Introduction

Website backups are very important. According to a blog from Themeisle, the definition of website backups is “a copy of all the data in your website.” In other words its your work saved. Website backups make your life and my life a whole lot easier. It helps us by making it so if anything goes wrong, it will not result us in starting the whole website again from the beginning. Instead, the website backup can be used to restore your site, which makes everything way more easier. Websites are already so vulnerable to attacks. Little mistakes can turn into big problems. In an article from Patchstack it states “A 2019 study found that hackers could attack users in 9 out of 10 web applications they analyzed.” This goes to show how vulnerable websites really are and why we need to backup these websites to save the hard work, and data put into them.

Types of Website Backups
The three main types of website backups are full backup, incremental backup, and differential backup. Full backup is a complete copy of an organizations data entirely. An incremental backup is when it only copies data and files that have been changed since the last backup was done. A differential backup is when it copies all of the files that have been modified since the previous full backup was performed. All three of these types of website backups are used to make our lives run smoothly.

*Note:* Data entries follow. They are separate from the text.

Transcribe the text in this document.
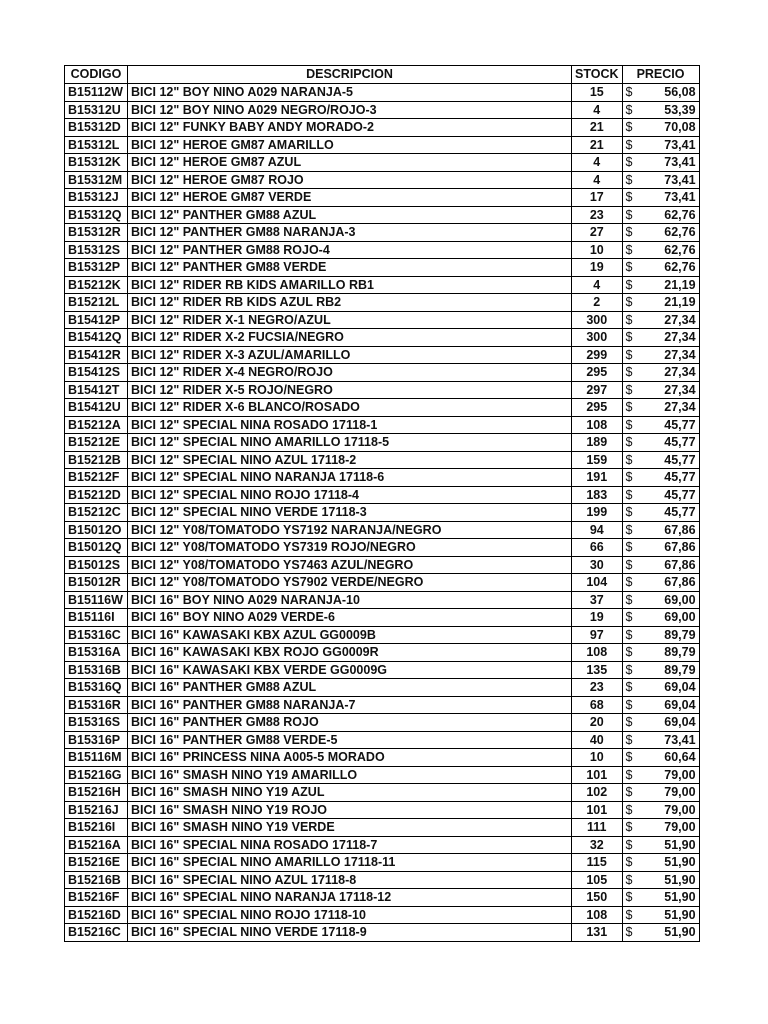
CODIGO	DESCRIPCION	STOCK	PRECIO
B15112W	BICI 12" BOY NINO A029 NARANJA-5	15	$ 56,08

B15312U	BICI 12" BOY NINO A029 NEGRO/ROJO-3	4	$ 53,39

B15312D	BICI 12" FUNKY BABY ANDY MORADO-2	21	$ 70,08

B15312L	BICI 12" HEROE GM87 AMARILLO	21	$ 73,41

B15312K	BICI 12" HEROE GM87 AZUL	4	$ 73,41

B15312M	BICI 12" HEROE GM87 ROJO	4	$ 73,41

B15312J	BICI 12" HEROE GM87 VERDE	17	$ 73,41

B15312Q	BICI 12" PANTHER GM88 AZUL	23	$ 62,76

B15312R	BICI 12" PANTHER GM88 NARANJA-3	27	$ 62,76

B15312S	BICI 12" PANTHER GM88 ROJO-4	10	$ 62,76

B15312P	BICI 12" PANTHER GM88 VERDE	19	$ 62,76

B15212K	BICI 12" RIDER RB KIDS AMARILLO RB1	4	$ 21,19

B15212L	BICI 12" RIDER RB KIDS AZUL RB2	2	$ 21,19

B15412P	BICI 12" RIDER X-1 NEGRO/AZUL	300	$ 27,34

B15412Q	BICI 12" RIDER X-2 FUCSIA/NEGRO	300	$ 27,34

B15412R	BICI 12" RIDER X-3 AZUL/AMARILLO	299	$ 27,34

B15412S	BICI 12" RIDER X-4 NEGRO/ROJO	295	$ 27,34

B15412T	BICI 12" RIDER X-5 ROJO/NEGRO	297	$ 27,34

B15412U	BICI 12" RIDER X-6 BLANCO/ROSADO	295	$ 27,34

B15212A	BICI 12" SPECIAL NINA ROSADO 17118-1	108	$ 45,77

B15212E	BICI 12" SPECIAL NINO AMARILLO 17118-5	189	$ 45,77

B15212B	BICI 12" SPECIAL NINO AZUL 17118-2	159	$ 45,77

B15212F	BICI 12" SPECIAL NINO NARANJA 17118-6	191	$ 45,77

B15212D	BICI 12" SPECIAL NINO ROJO 17118-4	183	$ 45,77

B15212C	BICI 12" SPECIAL NINO VERDE 17118-3	199	$ 45,77

B15012O	BICI 12" Y08/TOMATODO YS7192 NARANJA/NEGRO	94	$ 67,86

B15012Q	BICI 12" Y08/TOMATODO YS7319 ROJO/NEGRO	66	$ 67,86

B15012S	BICI 12" Y08/TOMATODO YS7463 AZUL/NEGRO	30	$ 67,86

B15012R	BICI 12" Y08/TOMATODO YS7902 VERDE/NEGRO	104	$ 67,86

B15116W	BICI 16" BOY NINO A029 NARANJA-10	37	$ 69,00

B15116I	BICI 16" BOY NINO A029 VERDE-6	19	$ 69,00

B15316C	BICI 16" KAWASAKI KBX AZUL GG0009B	97	$ 89,79

B15316A	BICI 16" KAWASAKI KBX ROJO GG0009R	108	$ 89,79

B15316B	BICI 16" KAWASAKI KBX VERDE GG0009G	135	$ 89,79

B15316Q	BICI 16" PANTHER GM88 AZUL	23	$ 69,04

B15316R	BICI 16" PANTHER GM88 NARANJA-7	68	$ 69,04

B15316S	BICI 16" PANTHER GM88 ROJO	20	$ 69,04

B15316P	BICI 16" PANTHER GM88 VERDE-5	40	$ 73,41

B15116M	BICI 16" PRINCESS NINA A005-5 MORADO	10	$ 60,64

B15216G	BICI 16" SMASH NINO Y19 AMARILLO	101	$ 79,00

B15216H	BICI 16" SMASH NINO Y19 AZUL	102	$ 79,00

B15216J	BICI 16" SMASH NINO Y19 ROJO	101	$ 79,00

B15216I	BICI 16" SMASH NINO Y19 VERDE	111	$ 79,00

B15216A	BICI 16" SPECIAL NINA ROSADO 17118-7	32	$ 51,90

B15216E	BICI 16" SPECIAL NINO AMARILLO 17118-11	115	$ 51,90

B15216B	BICI 16" SPECIAL NINO AZUL 17118-8	105	$ 51,90

B15216F	BICI 16" SPECIAL NINO NARANJA 17118-12	150	$ 51,90

B15216D	BICI 16" SPECIAL NINO ROJO 17118-10	108	$ 51,90

B15216C	BICI 16" SPECIAL NINO VERDE 17118-9	131	$ 51,90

Consequences of Neglecting Website Backups

The consequences of not backing up your sites can turn out to be incredibly dangerous. Websites are already vulnerable as it is. In an article from SiteLock, it explains how websites experience multiple attacks a day. In that article it also elaborates on how websites are vulnerable to spam attacks, getting their customers information stolen, untrusted access to control of the website, hijack, and data being stolen. All of these can result in very bad consequences which can jeopardize the careers of individuals in the Web development and design industry.

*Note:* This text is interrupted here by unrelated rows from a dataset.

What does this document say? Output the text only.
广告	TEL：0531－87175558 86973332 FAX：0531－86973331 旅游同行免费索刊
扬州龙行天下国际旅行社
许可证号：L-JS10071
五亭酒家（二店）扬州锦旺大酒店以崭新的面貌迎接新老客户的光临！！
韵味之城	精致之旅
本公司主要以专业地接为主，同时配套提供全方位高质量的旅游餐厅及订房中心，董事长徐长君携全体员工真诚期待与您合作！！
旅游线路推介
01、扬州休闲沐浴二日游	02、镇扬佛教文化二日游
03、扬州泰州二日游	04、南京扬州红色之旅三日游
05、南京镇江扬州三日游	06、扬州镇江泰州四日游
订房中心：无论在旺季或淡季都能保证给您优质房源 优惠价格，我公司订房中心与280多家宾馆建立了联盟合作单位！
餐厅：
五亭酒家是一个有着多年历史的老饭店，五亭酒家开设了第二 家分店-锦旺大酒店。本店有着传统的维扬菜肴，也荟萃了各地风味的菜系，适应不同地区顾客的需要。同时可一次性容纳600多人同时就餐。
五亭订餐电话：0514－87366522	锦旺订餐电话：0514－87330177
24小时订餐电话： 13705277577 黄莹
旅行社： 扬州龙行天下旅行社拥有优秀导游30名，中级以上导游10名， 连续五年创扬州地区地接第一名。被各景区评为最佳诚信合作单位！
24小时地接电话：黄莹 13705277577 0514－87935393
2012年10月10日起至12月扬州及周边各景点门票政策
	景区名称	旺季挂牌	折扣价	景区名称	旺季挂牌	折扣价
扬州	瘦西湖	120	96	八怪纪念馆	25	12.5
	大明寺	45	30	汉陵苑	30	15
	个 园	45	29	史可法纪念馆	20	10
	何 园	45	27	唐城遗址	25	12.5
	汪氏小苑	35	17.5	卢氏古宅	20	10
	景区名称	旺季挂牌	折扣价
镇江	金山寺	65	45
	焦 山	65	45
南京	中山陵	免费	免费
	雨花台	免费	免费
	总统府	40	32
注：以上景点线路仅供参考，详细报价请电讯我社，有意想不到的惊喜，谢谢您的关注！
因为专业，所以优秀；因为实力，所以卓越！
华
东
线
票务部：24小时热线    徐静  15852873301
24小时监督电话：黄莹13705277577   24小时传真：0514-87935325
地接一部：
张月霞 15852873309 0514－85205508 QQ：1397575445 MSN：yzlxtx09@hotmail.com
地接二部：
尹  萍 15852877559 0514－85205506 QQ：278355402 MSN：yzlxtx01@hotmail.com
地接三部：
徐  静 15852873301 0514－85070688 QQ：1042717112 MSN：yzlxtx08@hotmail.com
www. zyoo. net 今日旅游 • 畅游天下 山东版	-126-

Best Practices for Implementing Website Backups
According to Techtarget the best practices to implement website backups are…
- Increase backup frequency.
- Align backup strategy to service-level demands.

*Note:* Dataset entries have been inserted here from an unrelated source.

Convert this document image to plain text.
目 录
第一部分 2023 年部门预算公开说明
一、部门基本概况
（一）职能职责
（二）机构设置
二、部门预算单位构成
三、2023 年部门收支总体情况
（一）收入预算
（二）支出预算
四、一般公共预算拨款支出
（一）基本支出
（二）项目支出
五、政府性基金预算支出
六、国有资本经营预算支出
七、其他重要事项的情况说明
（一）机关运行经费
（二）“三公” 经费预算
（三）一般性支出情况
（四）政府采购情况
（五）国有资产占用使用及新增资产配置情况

- Continue to follow the 3-2-1 backup rule.
- Use cloud backup with intelligence.
- Automate disaster recovery runbooks.
- Don’t use backup for data retention.
- Protect endpoints and SaaS applications.
Implementing these practices will help you better prepare for unforeseen events that may cause you to lose your website’s data, protect your information from being stolen, your websites getting hacked, or other potential risks.
Conclusion

Website backups are very important. Which is a copy of your work that is saved. We have learned that there are three major types of website backups which are, full backup, incremental backup, and differential backup. We have also gone over the consequences of neglecting website backups and how they can negatively impact your life. Website backups guard against potential risks or threats and ensures the ability to get back the website incase of any loss of information, hacking, mistake, or other unpredicted events. This is why Website backups are important.